WBSR
- Pensacola, Florida; United States;
- Broadcast area: Pensacola area
- Frequency: 1450 kHz
- Branding: The Fan 101

Programming
- Format: Sports
- Affiliations: Fox Sports Radio Florida Gators Orlando Magic Pensacola Ice Flyers Tampa Bay Buccaneers Tampa Bay Lightning Tampa Bay Rays

Ownership
- Owner: Miracle Radio, Inc.
- Sister stations: WPNN

History
- First air date: 1946

Technical information
- Licensing authority: FCC
- Facility ID: 18399
- Class: C
- Power: 1,000 watts unlimited
- Transmitter coordinates: 30°27′10.00″N 87°14′26.00″W﻿ / ﻿30.4527778°N 87.2405556°W
- Translator: 101.1 W266AL (Pensacola)

Links
- Public license information: Public file; LMS;
- Webcast: Listen live
- Website: foxsportspensacola.com

= WBSR =

Radio station in Pensacola, Florida

WBSR (1450 AM), on-air as The Fan 101, is a United States radio station owned by Miracle Radio, Inc. Licensed to Pensacola, Florida, it currently airs a sports format. WBSR is the second oldest radio station in Pensacola and one of the first AM radio stations on the Florida Gulf Coast to add an FM translator. WBSR can be heard 24 hours a day at 1450 AM and 101.1 FM. It has been at the same location since 1946.

==History==
WBSR was a successful Top 40 radio station from the 1960s to the mid-80s. Back then it was owned by Seaway Broadcasting. Notable DJs were Jay Thomas and Jim Golden. In January 1985, the station went off the air and was sold to Fred Brewer, owner of WMEZ (94.1 FM); it returned with a satellite-delivered oldies format. After a few years, it switched to a Soft Adult Contemporary format. In 2011, WBSR switched to Sports Talk format, branded as ESPN Pensacola, & became an affiliate of ESPN Radio.

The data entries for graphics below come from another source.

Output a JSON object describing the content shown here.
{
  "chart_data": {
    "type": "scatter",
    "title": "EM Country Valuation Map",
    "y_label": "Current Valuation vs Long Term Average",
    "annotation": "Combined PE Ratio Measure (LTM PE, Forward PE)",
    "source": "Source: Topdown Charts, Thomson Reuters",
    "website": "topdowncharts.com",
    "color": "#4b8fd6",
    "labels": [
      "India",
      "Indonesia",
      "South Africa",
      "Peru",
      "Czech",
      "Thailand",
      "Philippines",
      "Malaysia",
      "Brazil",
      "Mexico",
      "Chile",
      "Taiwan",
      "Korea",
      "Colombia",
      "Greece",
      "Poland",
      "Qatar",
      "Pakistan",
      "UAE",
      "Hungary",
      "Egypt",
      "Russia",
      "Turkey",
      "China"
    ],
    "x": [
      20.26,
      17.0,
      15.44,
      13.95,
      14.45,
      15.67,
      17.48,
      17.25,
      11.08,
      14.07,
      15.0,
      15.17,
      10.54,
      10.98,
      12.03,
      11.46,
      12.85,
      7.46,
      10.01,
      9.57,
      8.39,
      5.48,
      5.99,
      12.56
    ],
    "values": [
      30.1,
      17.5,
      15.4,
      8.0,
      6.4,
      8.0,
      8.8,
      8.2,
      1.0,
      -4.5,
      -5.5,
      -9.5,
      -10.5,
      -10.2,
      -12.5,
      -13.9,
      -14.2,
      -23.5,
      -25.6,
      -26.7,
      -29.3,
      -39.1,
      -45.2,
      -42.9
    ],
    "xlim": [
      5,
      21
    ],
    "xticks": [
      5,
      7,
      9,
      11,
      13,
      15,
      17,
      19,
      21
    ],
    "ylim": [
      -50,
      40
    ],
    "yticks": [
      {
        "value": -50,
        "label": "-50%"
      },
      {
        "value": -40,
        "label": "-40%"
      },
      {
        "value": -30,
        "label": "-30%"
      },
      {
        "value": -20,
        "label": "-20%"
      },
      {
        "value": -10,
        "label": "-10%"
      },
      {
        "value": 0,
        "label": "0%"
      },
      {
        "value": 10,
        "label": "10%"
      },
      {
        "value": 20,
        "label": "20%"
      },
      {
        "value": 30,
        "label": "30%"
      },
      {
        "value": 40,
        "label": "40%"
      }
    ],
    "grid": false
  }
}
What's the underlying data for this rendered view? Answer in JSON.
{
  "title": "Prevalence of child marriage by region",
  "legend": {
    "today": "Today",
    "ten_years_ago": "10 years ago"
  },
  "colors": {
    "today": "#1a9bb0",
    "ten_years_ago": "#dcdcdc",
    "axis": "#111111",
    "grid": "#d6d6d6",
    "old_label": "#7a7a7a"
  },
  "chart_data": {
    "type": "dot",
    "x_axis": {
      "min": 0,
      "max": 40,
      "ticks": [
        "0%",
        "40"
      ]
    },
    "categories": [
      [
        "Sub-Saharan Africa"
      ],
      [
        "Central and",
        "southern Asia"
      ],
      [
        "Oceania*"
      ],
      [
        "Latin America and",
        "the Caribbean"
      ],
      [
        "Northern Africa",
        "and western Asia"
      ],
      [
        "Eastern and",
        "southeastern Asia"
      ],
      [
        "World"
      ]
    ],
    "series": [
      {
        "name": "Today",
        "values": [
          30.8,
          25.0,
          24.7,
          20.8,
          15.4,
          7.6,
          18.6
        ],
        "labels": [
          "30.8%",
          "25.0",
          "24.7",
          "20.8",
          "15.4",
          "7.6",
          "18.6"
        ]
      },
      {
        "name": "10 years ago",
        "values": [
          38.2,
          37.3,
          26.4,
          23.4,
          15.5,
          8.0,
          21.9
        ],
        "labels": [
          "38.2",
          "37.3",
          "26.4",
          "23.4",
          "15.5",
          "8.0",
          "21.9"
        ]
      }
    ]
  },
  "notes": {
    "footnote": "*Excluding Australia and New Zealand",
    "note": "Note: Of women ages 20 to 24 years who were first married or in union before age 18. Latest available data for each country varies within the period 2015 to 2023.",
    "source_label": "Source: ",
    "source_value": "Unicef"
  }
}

On May 31, 2017, WBSR dropped its sports format and began stunting. On June 20, 2017, after less than a month of stunting, WBSR switched to a simulcast of contemporary Christian-formatted WOWB 90.9 FM Brewton, Alabama, branded as WOW 101.1.

On October 19, 2020, WBSR dropped its simulcast with WOWB and changed their format to sports, branded as "The Fan 101", with programming from Fox Sports Radio.